In 1989 Pyongyang hosted the World Festival of Youth and Students, a kind of socialist youth Olympics, for which it built an entire new urban quarter. The sports buildings included a gymnastics arena shaped like a set of dumbbells and a badminton stadium modelled on the arc of a flying shuttlecock.

It is a kind of representational architecture that today’s Supreme Leader Kim Jong-un is clearly keen to continue. On our tour we marvel at his new Dolphinarium, a building shaped like a big white whale, where Chinese dolphins perform tricks. There are a cluster of tapering orange and green apartment towers shooting up on the riverfront, to house university academics, designed ‘in the shape of an intellectual’s brush’ our guide tells us. The new cylindrical Changjon Street apartment towers, nicknamed ‘Pyonghattan’ by foreign diplomats, could be a stack of coins – perhaps a symbol of the huge amounts of Chinese cash now flowing into the city, which is fast seeing it change from a sleepy time-warp to something resembling the outskirts of Shenzhen. The dream of a socialist fairyland is certainly well on its way, as long as you don’t look too closely behind the shiny new facades.

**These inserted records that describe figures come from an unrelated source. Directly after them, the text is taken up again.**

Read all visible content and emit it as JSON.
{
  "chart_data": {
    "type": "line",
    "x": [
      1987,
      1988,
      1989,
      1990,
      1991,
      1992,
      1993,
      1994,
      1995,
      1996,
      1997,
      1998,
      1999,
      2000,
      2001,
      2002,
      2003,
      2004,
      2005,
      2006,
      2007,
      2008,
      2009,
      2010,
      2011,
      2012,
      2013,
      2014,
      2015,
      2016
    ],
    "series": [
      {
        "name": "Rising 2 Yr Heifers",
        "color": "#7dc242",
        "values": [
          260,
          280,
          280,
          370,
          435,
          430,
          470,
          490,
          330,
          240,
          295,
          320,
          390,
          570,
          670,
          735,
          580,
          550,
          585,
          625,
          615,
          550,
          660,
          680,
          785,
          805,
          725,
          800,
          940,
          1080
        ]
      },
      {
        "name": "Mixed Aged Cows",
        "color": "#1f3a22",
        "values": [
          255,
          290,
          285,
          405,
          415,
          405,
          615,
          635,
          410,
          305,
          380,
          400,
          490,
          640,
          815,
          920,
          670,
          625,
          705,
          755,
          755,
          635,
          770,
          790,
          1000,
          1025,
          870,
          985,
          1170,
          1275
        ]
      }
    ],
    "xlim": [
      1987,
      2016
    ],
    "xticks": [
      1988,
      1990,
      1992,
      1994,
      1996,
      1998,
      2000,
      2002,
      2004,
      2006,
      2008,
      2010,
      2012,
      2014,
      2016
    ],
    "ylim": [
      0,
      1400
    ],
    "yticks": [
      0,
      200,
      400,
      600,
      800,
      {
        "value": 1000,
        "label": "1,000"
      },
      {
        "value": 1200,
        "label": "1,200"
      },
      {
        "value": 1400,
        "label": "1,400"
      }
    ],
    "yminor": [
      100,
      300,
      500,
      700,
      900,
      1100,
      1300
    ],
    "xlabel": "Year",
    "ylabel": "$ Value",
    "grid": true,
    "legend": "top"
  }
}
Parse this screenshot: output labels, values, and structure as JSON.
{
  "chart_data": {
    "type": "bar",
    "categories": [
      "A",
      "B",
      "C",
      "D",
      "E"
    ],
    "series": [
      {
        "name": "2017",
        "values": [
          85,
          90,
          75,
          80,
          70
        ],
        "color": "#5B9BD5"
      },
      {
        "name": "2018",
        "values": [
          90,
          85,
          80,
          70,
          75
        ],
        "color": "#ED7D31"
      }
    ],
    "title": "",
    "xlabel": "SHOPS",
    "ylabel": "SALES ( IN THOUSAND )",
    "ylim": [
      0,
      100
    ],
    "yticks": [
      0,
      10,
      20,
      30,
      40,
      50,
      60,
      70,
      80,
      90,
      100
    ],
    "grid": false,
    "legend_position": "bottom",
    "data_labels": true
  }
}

Oliver Wainwright is architecture critic at the Guardian. Read him here every other month and at ribaj.com


Cutting edge designs

Kim Jong-il appears to have been an enthusiastic champion of participatory design and public consultation: ‘We must encourage the masses to take an active part in the work of architectural creation,’ he wrote. ‘We must adopt various methods such as the masses’ joint evaluation or assessment of draft design plans and make it a rule to assemble their opinions, analyse them, sum them up and incorporate them in architecture.’ He failed to add that anyone who didn’t agree, like the architect of the new Pyongyang airport which his son and successor Kim Jong-un took against, would be swiftly executed.